Capecitabine, sold under the brand name Xeloda among others, is a anticancer medication used to treat breast cancer, gastric cancer and colorectal cancer. For breast cancer it is often used together with docetaxel. It is taken by mouth.

Common side effects include abdominal pain, vomiting, diarrhea, weakness, and rashes. Other severe side effects include blood clotting problems, allergic reactions, heart problems such as cardiomyopathy, and low blood cell counts. Use during pregnancy may result in harm to the fetus. Capecitabine, inside the body, is converted to 5-fluorouracil (5-FU) through which it acts. It belongs to the class of medications known as fluoropyrimidines, which also includes 5-FU and tegafur.

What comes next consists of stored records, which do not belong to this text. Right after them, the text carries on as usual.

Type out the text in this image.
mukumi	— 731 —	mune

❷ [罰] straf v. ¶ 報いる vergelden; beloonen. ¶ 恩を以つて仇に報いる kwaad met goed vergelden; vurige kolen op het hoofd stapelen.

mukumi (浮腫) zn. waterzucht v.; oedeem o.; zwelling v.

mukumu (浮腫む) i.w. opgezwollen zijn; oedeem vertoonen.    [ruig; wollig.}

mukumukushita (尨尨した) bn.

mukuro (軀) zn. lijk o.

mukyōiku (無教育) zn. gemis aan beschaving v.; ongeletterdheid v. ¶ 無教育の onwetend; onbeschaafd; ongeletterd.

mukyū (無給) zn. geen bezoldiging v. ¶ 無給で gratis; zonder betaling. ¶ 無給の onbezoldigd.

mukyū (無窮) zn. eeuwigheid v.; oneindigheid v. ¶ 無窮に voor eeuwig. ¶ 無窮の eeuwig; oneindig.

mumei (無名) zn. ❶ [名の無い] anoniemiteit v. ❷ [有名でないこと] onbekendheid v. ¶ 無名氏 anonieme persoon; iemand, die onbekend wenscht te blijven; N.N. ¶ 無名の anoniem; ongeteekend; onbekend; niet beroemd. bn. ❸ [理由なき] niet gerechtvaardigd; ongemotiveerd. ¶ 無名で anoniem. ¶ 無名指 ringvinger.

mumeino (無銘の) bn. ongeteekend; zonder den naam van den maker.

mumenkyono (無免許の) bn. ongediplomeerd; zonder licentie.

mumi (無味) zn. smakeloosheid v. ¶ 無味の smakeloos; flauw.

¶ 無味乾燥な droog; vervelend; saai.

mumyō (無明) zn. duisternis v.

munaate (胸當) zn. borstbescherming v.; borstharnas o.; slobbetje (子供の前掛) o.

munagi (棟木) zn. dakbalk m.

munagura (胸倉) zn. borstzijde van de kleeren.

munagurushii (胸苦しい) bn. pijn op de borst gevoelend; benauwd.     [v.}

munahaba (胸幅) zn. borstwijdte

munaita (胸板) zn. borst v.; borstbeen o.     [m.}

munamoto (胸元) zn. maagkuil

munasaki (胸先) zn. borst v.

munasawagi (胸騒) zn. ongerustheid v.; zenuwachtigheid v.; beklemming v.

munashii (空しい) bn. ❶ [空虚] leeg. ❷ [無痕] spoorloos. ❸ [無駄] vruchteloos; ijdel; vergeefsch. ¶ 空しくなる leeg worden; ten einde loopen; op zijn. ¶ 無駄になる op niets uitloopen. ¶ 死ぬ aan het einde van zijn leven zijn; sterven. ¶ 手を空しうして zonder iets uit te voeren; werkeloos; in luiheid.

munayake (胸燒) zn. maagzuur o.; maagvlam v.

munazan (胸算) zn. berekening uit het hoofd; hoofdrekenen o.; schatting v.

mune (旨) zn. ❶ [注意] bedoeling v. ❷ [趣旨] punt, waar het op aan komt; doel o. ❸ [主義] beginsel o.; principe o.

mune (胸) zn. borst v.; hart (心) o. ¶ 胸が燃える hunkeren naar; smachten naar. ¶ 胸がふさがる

Capecitabine was patented in 1992 and approved for medical use in 1998. It is on the World Health Organization's List of Essential Medicines.

Medical uses
Capecitabine is indicated for
 adjuvant treatment of people with Stage III colon cancer as a single agent or as a component of a combination chemotherapy regimen;
 perioperative treatment of adults with locally advanced rectal cancer as a component of chemoradiotherapy;
 treatment of people with unresectable or metastatic colorectal cancer as a single agent or as a component of a combination chemotherapy regimen;
 treatment of people with advanced or metastatic breast cancer as a single agent if an anthracycline- or taxane-containing chemotherapy is not indicated;
 treatment of people with advanced or metastatic breast cancer in combination with docetaxel after disease progression on prior anthracycline-containing chemotherapy;
 treatment of adults with unresectable or metastatic gastric, esophageal, or gastroesophageal junction cancer as a component of a combination chemotherapy regimen;
 treatment of adults with HER2-overexpressing metastatic gastric or gastroesophageal junction adenocarcinoma who have not received prior treatment for metastatic disease as a component of a combination regimen;
 adjuvant treatment of adults with pancreatic adenocarcinoma as a component of a combination chemotherapy regimen.

Adverse effects
Adverse effects by frequency:

Very common (>10% frequency)

 Appetite loss
 Diarrhea
 Vomiting
 Nausea
 Stomatitis
 Abdominal pain
 Fatigue
 Weakness
 Hand-foot syndrome
 Oedema
 Fever
 Pain
 Headache
 Hair loss
 Dermatitis
 Indigestion
 Shortness of breath
 Eye irritation
 Myelosuppression

Notes on adverse effects:

Contraindications
Contraindications include:
 History of hypersensitivity to fluorouracil, capecitabine or any of its excipients
 DPD deficiency (see Pharmacogenetics)
 Pregnancy and lactation
 Severe leucopenia, neutropenia, or thrombocytopenia
 Severe hepatic impairment or severe renal impairment
 Treatment with sorivudine or its chemically related analogues, such as brivudine

Drug interactions
Drugs it is known to interact with include:
 Sorivudine or its analogues, such as, brivudine.
 CYP2C9 substrates, including, warfarin and other coumarin-derivatives anticoagulants
 Phenytoin, as it increases the plasma concentrations of phenytoin.
 Calcium folinate may enhance the therapeutic effects of capecitabine by means of synergising with its metabolite, 5-FU. It may also induce more severe diarrhoea by means of this synergy.

Pharmacogenetics
The dihydropyrimidine dehydrogenase (DPD) enzyme is responsible for the detoxifying metabolism of fluoropyrimidines, a class of drugs that includes capecitabine, 5-fluorouracil and tegafur. Genetic variations within the DPD gene (DPYD) can lead to reduced or absent DPD activity, and individuals who are heterozygous or homozygous for these variations may have partial or complete DPD deficiency; an estimated 0.2% of individuals have complete DPD deficiency. Those with partial or complete DPD deficiency have a significantly increased risk of severe or even fatal drug toxicities when treated with fluoropyrimidines; examples of toxicities include myelosuppression, neurotoxicity and hand-foot syndrome.

Mechanism of action

Capecitabine is metabolised to 5-FU which in turn is a thymidylate synthase inhibitor, hence inhibiting the synthesis of thymidine monophosphate (ThMP), the active form of thymidine which is required for the de novo synthesis of DNA.

Drug synthesis

Society and culture

Brand names 

One of the brand names is Xeloda, marketed by Genentech.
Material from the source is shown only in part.